Seventeen High Activity Location Observation security cameras were installed along Sixth Street last Friday, aimed at thwarting crime and will expand to include a total of 26 cameras by next week, Austin Police Department Lt. Patrick Cochran said.
Cochran said the camera system known as HALO has already been used to identify one person involved in an assault, but hopes that the cameras will mostly be used to prevent crimes rather than record them happening.
“We would rather deter crime than have to deal with actual crimes in the first place,” Cochran said. “But if a crime does happen, then we can have some evidence to catch the criminal.”

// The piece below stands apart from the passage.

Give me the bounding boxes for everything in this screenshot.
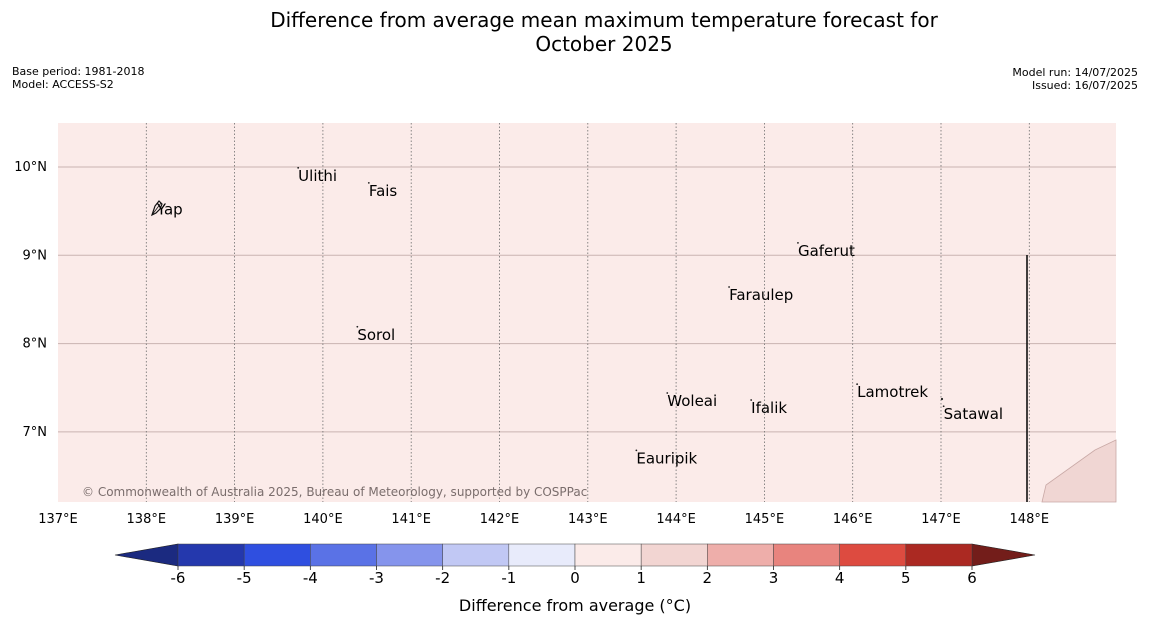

Cochran said the cameras were installed before Halloween weekend, not because they were expecting many crimes, but because they wanted the opportunity to test the cameras on a busy weekend.
The cameras cost a total of about $250,000 and were paid for by the Austin Downtown Business Alliance, Cochran said. The cameras are housed inside a bulletproof enclosure and are designed to be highly visible to people on the street. Recorded footage from the cameras is stored for seven days and streamed wirelessly to a monitoring station where at least one person is always on duty.

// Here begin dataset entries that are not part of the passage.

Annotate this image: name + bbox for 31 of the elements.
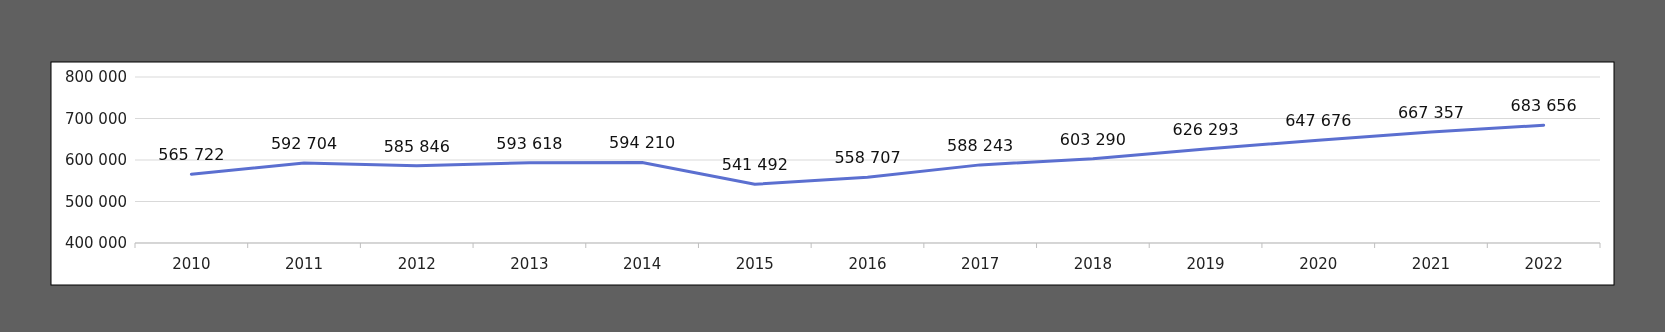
x-tick-label: 2013 [510, 255, 549, 273]
x-tick-label: 2019 [1186, 255, 1225, 273]
data-label: 588 243 [947, 135, 1014, 155]
data-label: 558 707 [834, 148, 901, 168]
x-tick-label: 2021 [1411, 255, 1451, 273]
x-tick-label: 2016 [848, 255, 887, 273]
y-tick-label: 400 000 [64, 234, 127, 253]
x-tick-label: 2020 [1299, 255, 1338, 273]
y-tick-label: 800 000 [64, 68, 127, 87]
data-label: 603 290 [1059, 129, 1126, 149]
x-tick-label: 2012 [397, 255, 436, 273]
x-tick-label: 2010 [172, 255, 211, 273]
y-tick-label: 700 000 [64, 109, 127, 128]
data-label: 565 722 [158, 145, 225, 165]
x-tick-label: 2017 [961, 255, 1000, 273]
data-label: 647 676 [1285, 111, 1352, 131]
data-label: 667 357 [1397, 103, 1465, 123]
y-tick-label: 600 000 [64, 151, 127, 170]
y-tick-label: 500 000 [64, 192, 127, 211]
data-label: 593 618 [496, 133, 563, 153]
data-label: 594 210 [609, 133, 676, 153]
data-label: 626 293 [1172, 120, 1239, 140]
data-label: 541 492 [721, 155, 788, 175]
x-tick-label: 2022 [1524, 255, 1563, 273]
data-label: 585 846 [383, 136, 450, 156]
x-tick-label: 2015 [735, 255, 774, 273]
data-label: 683 656 [1510, 96, 1577, 116]
x-tick-label: 2011 [284, 255, 324, 273]
x-tick-label: 2018 [1073, 255, 1112, 273]
data-label: 592 704 [270, 134, 338, 154]
x-tick-label: 2014 [623, 255, 662, 273]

“We are hoping that if people just know about the cameras, it will deter crime,” Lt. Cochran said.
Assistant manager Mark Wright of Buffalo Billiards on Sixth Street said he welcomes the introduction of security cameras to the area.
“I’ve seen fights, stabbings and muggings happen around here,” Wright said. “Having more eyes everywhere to see what’s going on will do more good than bad, in my opinion, to fight crime.”
Cochran said the public response to the downtown cameras has been very positive, and the cameras wouldn’t be installed if people didn’t want them.
“We tried to put cameras at 12th and Chicon,” Lt. Cochran said, “but they didn’t want any cameras there, so we weren’t going to force them.”
Germanic studies graduate student Ryan Dux said the security cameras represent the city’s distrust for the people to report and prevent crimes on their own.
“I would see more purpose for cameras in dark alleys and places where people are unable to see well,” Dux said. “Not the busiest streets where you would hope people would report the crimes themselves.”